February 26, 2004|by DON AINES

CHAMBERSBURG, Pa. - Most municipalities in Franklin County do not have building codes or require building inspections for new construction, but that will change July 1 when all must adopt ordinances conforming to the Pennsylvania Uniform Construction Code.

"Waynesboro and Chambersburg are the only communities with building codes and building code inspectors," Washington Township Manager Mike Christopher said. He addressed a meeting of the Franklin County Council of Governments on the new requirements Wednesday.

"Up to now, it's been buyer beware," said Christopher. Most local governments issued building permits, but inspections of the work at various stages of construction was not required.


That will change with implementation of the construction code, which was passed in 1999. Every municipality must adopt the ordinance and then decide how it will be administered and enforced, Christopher said.

According to a draft ordinance, townships and boroughs may hire their own inspectors, but also can contract with a company.

In January, Chambersburg hired Commonwealth Code Inspection Service Inc., or CCIS, of Manheim, Pa., to perform its inspections following the retirement of its code enforcement officer, Assistant Borough Manager David Finch said.

"Most of them that we've been talking to have indicated they will be signing with us," CCIS President Peter Schilling said of the county's 22 municipalities.

"Waynesboro has decided they will keep their own code enforcement program," he said.

Inspections on a typical house will cost about $320 and be paid by the building permit applicant, Schilling said. The company does inspections for the footer, foundation, framing, plumbing, electrical, mechanical, wallboard and energy, as well as the final inspection, he said.

Schilling said that on most houses, several inspections can be done simultaneously, such as plumbing, electrical and mechanical. "I want to make sure that everyone who is going to go in and cut something has already done it," he said.

Schilling, whose company provides inspection services in six states, expects that six to 10 inspectors will be needed in Franklin County. Three CCIS inspectors already live in the county and the company plans to open an office on Cleveland Avenue in Chambersburg in March, he said.

While municipalities can hire any person or company certified by the Pennsylvania Department of Labor and Industry, Christopher said having one provider assures uniformity in services and fees.

About 2,500 to 3,000 building permits are issued each year, according to county figures. Applicants will have to meet local zoning, planning, utility and other requirements before applying to CCIS for a building permit, Christopher said.

Schilling said CCIS has 15 days to issue a building permit after receiving a complete application for a house and up to 30 days for a commercial building.

Christopher said most inspections during construction will be done within 24 hours of CCIS being notified.

"Some of us here living on the Maryland line are used to building codes because we do work south of the border," said Larry Eberly, a Greencastle, Pa., builder and vice president of the Franklin County Builders Association.
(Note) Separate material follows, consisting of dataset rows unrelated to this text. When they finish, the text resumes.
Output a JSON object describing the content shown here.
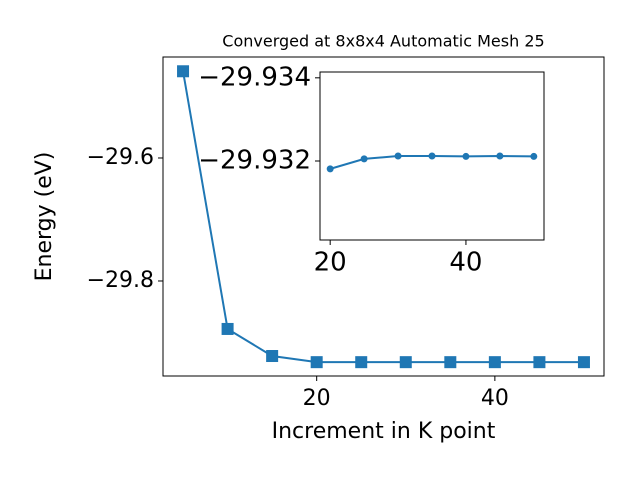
{
  "chart_data": [
    {
      "type": "line",
      "title": "Converged at 8x8x4 Automatic Mesh 25",
      "xlabel": "Increment in K point",
      "ylabel": "Energy (eV)",
      "x": [
        5,
        10,
        15,
        20,
        25,
        30,
        35,
        40,
        45,
        50
      ],
      "series": [
        {
          "color": "#1f77b4",
          "marker": "square",
          "values": [
            -29.459,
            -29.878,
            -29.922,
            -29.932,
            -29.932,
            -29.932,
            -29.932,
            -29.932,
            -29.932,
            -29.932
          ]
        }
      ],
      "xlim": [
        2.75,
        52.25
      ],
      "ylim": [
        -29.9545,
        -29.4358
      ],
      "xticks": [
        20,
        40
      ],
      "yticks": [
        {
          "value": -29.6,
          "label": "−29.6"
        },
        {
          "value": -29.8,
          "label": "−29.8"
        }
      ]
    },
    {
      "type": "line",
      "x": [
        20,
        25,
        30,
        35,
        40,
        45,
        50
      ],
      "series": [
        {
          "color": "#1f77b4",
          "marker": "circle",
          "values": [
            -29.93181,
            -29.93205,
            -29.93212,
            -29.93212,
            -29.93211,
            -29.93212,
            -29.93211
          ]
        }
      ],
      "xlim": [
        18.5,
        51.5
      ],
      "ylim": [
        -29.9301,
        -29.93414
      ],
      "xticks": [
        20,
        40
      ],
      "yticks": [
        {
          "value": -29.934,
          "label": "−29.934"
        },
        {
          "value": -29.932,
          "label": "−29.932"
        }
      ]
    }
  ]
}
He said it might slow down work a day or two while contractors wait for inspections but, "I see nothing wrong with having building codes."

Eberly said most contractors already adhere to industry standards that conform with the state's new requirements.

The Pennsylvania Uniform Construction Code is based on the International Building Code, said Clem Malot, a CCIS inspector from Fulton County. He said Pennsylvania is one of the few states yet to implement a uniform building code.